Jobflow engine - Findings and recommendations #5044

mhamra · 2024-02-27T21:25:30Z

Target version	Related issue	Related PR/dev branch
4.9	#4989	https://github.com/wazuh/wazuh-qa/tree/4996-dtt1-iteration-3-workflow-engine-unit-tests
4.9	#4996	https://github.com/wazuh/wazuh-qa/tree/4989-dtt1-iteration-3-workflow-engine-module-release-workflow-module

Description

While developing the unit tests for DTT1 iteration 3 - Workflow engine, I had the opportunity to review the workflow engine source code thoroughly. I list the findings in this issue for discussion and triage of several requests that the team will assess to improve the code quality, endurance, and maintainability.

Code Style Remarks and Best Practices:

I propose to follow the style guides used by the Wazuh Framework team to develop Python code.
I would like to discuss whether instance variable and parameter typing will be partially used.

Exception handling Best Practices

Use exception chaining raise xxx from e
Don't raise the generic Exception class. It is preferred that the original exception be bubbled.
Define custom exceptions for Domain issues (for example, when cycles are found in a workflow configuration file).
Include the Wazuh copyright headers in all files.
We should ideally identify the known exceptions we want to handle. For example, when a DAG is instantiated, a graphlib.is used.TopologicalSorter is instantiated. The add method of this class generates a ValueError exception, and the prepare method raises a CycleError. Those errors should be handled so they can be logged as errors in the workflow log file. The user should receive the original exception (using chaining) and a more informative message whenever possible.

Import statements

Change of order of import statements. Import the standard library packages first, then third-party libraries, and finally, local imports.
Group and order alphabetically.
Remove import statements with unused Classes, functions, etc.

Suggestions and Ideas

I recommend using the Click library instead of the standard argparse to handle command line arguments. It is more powerful and more straightforward to use. The parameters are implemented with decorators. I leave the link: https://click.palletsprojects.com/en/8.1.x/

Requested fixes - cosmetics and bugs

The SchemaValidator.validateSchema method does not comply with the snake_case standard for function names; it should be validate_schema.
Remove pass statements in abstract methods; they are marked by pylint as unnecessary.

Design and Architecture

Check the parallel libraries used to execute tasks. Threads are being used in the WorkflowProcessor class. Multithread programming is not 100% "parallel" due to a limitation of Python, the Global Interpreter Lock (GIL). It will always run only one thread at a time, never in true parallel. GIL switches execution to another thread when a thread is blocked waiting for an Input/Output operation. We must consider whether this covers our requirements. If the only thing the workflow will do is to spawn processes like the ProcessTask.execute function (that calls the subprocess.run function to run a script with parameters and catches the std output and stderr), the Threading libraries may be enough.
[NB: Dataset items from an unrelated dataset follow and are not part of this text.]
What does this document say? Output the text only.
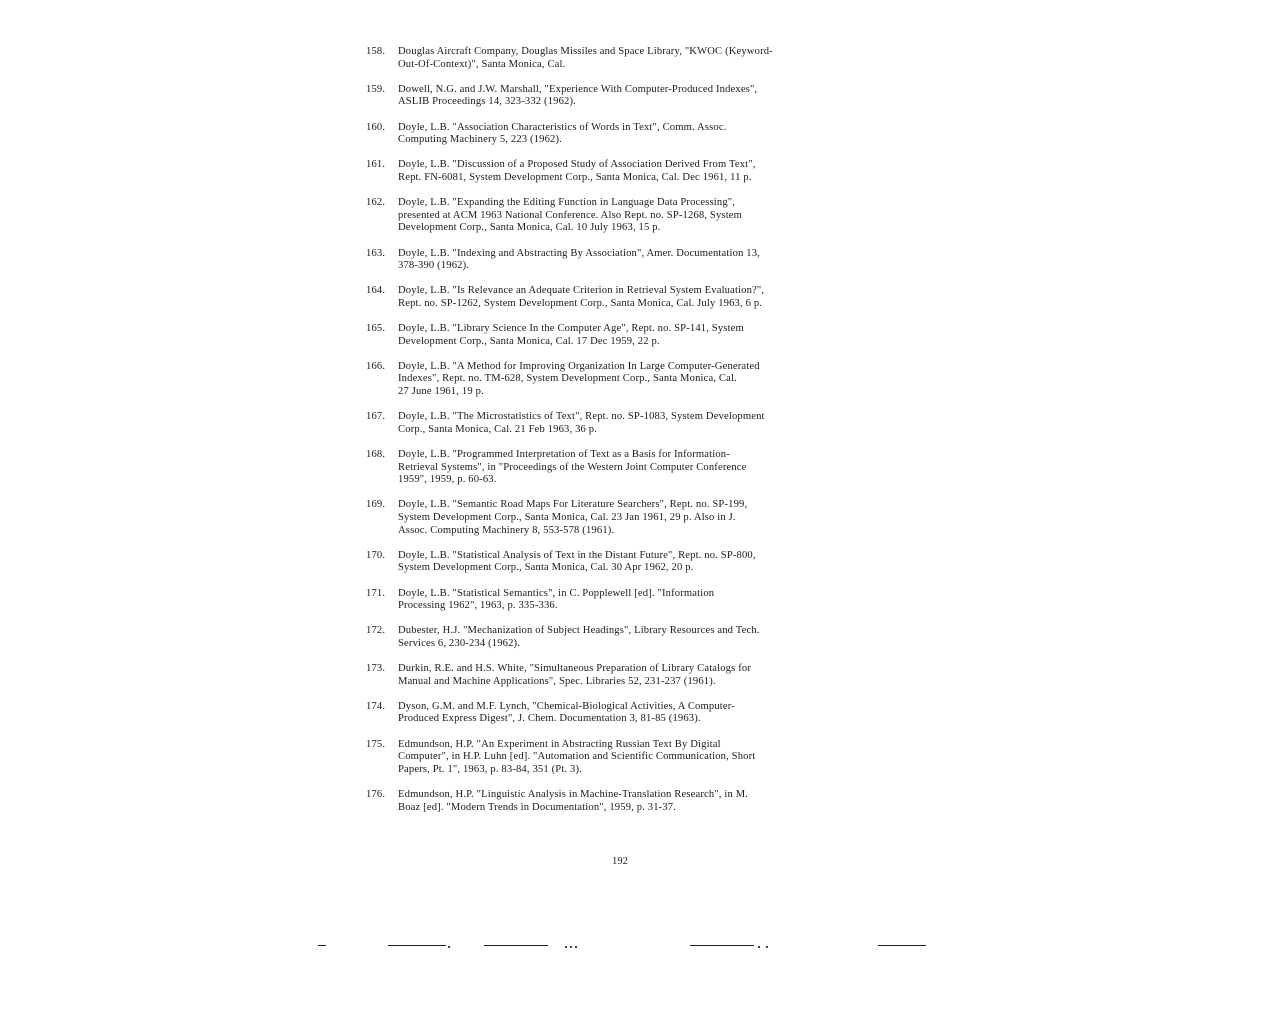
158. Douglas Aircraft Company, Douglas Missiles and Space Library, "KWOC (Keyword-
Out-Of-Context)", Santa Monica, Cal.
159. Dowell, N.G. and J.W. Marshall, "Experience With Computer-Produced Indexes",
ASLIB Proceedings 14, 323-332 (1962).
160. Doyle, L.B. "Association Characteristics of Words in Text", Comm. Assoc.
Computing Machinery 5, 223 (1962).
161. Doyle, L.B. "Discussion of a Proposed Study of Association Derived From Text",
Rept. FN-6081, System Development Corp., Santa Monica, Cal. Dec 1961, 11 p.
162. Doyle, L.B. "Expanding the Editing Function in Language Data Processing",
presented at ACM 1963 National Conference. Also Rept. no. SP-1268, System
Development Corp., Santa Monica, Cal. 10 July 1963, 15 p.
163. Doyle, L.B. "Indexing and Abstracting By Association", Amer. Documentation 13,
378-390 (1962).
164. Doyle, L.B. "Is Relevance an Adequate Criterion in Retrieval System Evaluation?",
Rept. no. SP-1262, System Development Corp., Santa Monica, Cal. July 1963, 6 p.
165. Doyle, L.B. "Library Science In the Computer Age", Rept. no. SP-141, System
Development Corp., Santa Monica, Cal. 17 Dec 1959, 22 p.
166. Doyle, L.B. "A Method for Improving Organization In Large Computer-Generated
Indexes", Rept. no. TM-628, System Development Corp., Santa Monica, Cal.
27 June 1961, 19 p.
167. Doyle, L.B. "The Microstatistics of Text", Rept. no. SP-1083, System Development
Corp., Santa Monica, Cal. 21 Feb 1963, 36 p.
168. Doyle, L.B. "Programmed Interpretation of Text as a Basis for Information-
Retrieval Systems", in "Proceedings of the Western Joint Computer Conference
1959", 1959, p. 60-63.
169. Doyle, L.B. "Semantic Road Maps For Literature Searchers", Rept. no. SP-199,
System Development Corp., Santa Monica, Cal. 23 Jan 1961, 29 p. Also in J.
Assoc. Computing Machinery 8, 553-578 (1961).
170. Doyle, L.B. "Statistical Analysis of Text in the Distant Future", Rept. no. SP-800,
System Development Corp., Santa Monica, Cal. 30 Apr 1962, 20 p.
171. Doyle, L.B. "Statistical Semantics", in C. Popplewell [ed]. "Information
Processing 1962", 1963, p. 335-336.
172. Dubester, H.J. "Mechanization of Subject Headings", Library Resources and Tech.
Services 6, 230-234 (1962).
173. Durkin, R.E. and H.S. White, "Simultaneous Preparation of Library Catalogs for
Manual and Machine Applications", Spec. Libraries 52, 231-237 (1961).
174. Dyson, G.M. and M.F. Lynch, "Chemical-Biological Activities, A Computer-
Produced Express Digest", J. Chem. Documentation 3, 81-85 (1963).
175. Edmundson, H.P. "An Experiment in Abstracting Russian Text By Digital
Computer", in H.P. Luhn [ed]. "Automation and Scientific Communication, Short
Papers, Pt. 1", 1963, p. 83-84, 351 (Pt. 3).
176. Edmundson, H.P. "Linguistic Analysis in Machine-Translation Research", in M.
Boaz [ed]. "Modern Trends in Documentation", 1959, p. 31-37.
192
WorkflowProcessor constructor

wazuh-qa/deployability/modules/workflow_engine/workflow_processor.py

Lines 268 to 283 in 39e5f11

    
               def __init__(self, workflow_file: str, dry_run: bool, threads: int, log_level: str = 'INFO', schema_file: Path | str = None): 
        
                   """ 
        
                   Initialize WorkflowProcessor. 
        
                   Args: 
        
                       workflow_file (str): Path to the workflow file (YAML format). 
        
                       dry_run (bool): Display the plan without executing tasks. 
        
                       threads (int): Number of threads to use for parallel execution. 
        
                       log_level (str): Log level. 
        
                       schema_file (Path | str): Path to the schema file (YAML format). 
        
                   """ 
        
                   logger.setLevel(log_level) 
        
                   # Initialize the instance variables. 
        
                   self.task_collection = WorkflowFile(workflow_file, schema_file).task_collection 
        
                   self.dry_run = dry_run 
        
                   self.threads = threads

I recommend removing the WorkflowProcessor.dry_run instance variable and changing the WorkflowProcessor.run function signature to accept a dry_run optional parameter.
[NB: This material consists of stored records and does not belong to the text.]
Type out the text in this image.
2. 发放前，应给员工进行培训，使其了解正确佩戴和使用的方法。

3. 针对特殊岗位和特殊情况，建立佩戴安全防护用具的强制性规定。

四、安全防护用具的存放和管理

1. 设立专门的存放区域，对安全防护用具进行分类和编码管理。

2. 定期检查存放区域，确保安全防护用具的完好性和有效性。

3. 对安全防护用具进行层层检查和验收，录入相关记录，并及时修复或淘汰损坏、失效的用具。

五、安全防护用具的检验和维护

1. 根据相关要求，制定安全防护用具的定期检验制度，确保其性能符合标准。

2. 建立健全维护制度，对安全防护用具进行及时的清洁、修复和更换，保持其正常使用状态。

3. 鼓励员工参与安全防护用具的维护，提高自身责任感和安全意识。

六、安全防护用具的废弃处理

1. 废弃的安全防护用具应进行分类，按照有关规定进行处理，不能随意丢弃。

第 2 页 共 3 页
wazuh-qa/deployability/modules/workflow_engine/workflow_processor.py

Lines 353 to 356 in 39e5f11

    
           def run(self) -> None: 
        
               """Main entry point.""" 
        
               try: 
        
                   if not self.dry_run:

I recommend changing the name of the WorkflowProcessor.threads instance variable to WorkflowProcessor.max_threads_count to clarify its purpose.

I recommend removing the WorkflowProcessor.log_level instance variable and moving the log configuration outside the class. This will reduce the responsibilities of this class. Indeed, if many WorkflowProcessor instances will be created, each new instance will redefine the log level. The log level is global to the program; it is not particular to each instance.
The WorkflowProcessor constructor creates a WorkflowFile instance, creating a dependency. Options:
- Use a constructor pattern. Another class constructs the WorkflowProcessor instances.
- Change the class constructor. The constructor receives a task_collection.
- Add a dag instance variable and change the WorkflowProcessor.run function to use this instance variable.
  
  wazuh-qa/deployability/modules/workflow_engine/__main__.py
  
  Lines 31 to 32 in 39e5f11
  
  args = parse_arguments()
  
  processor = WorkflowProcessor(**dict(InputPayload(**vars(args))))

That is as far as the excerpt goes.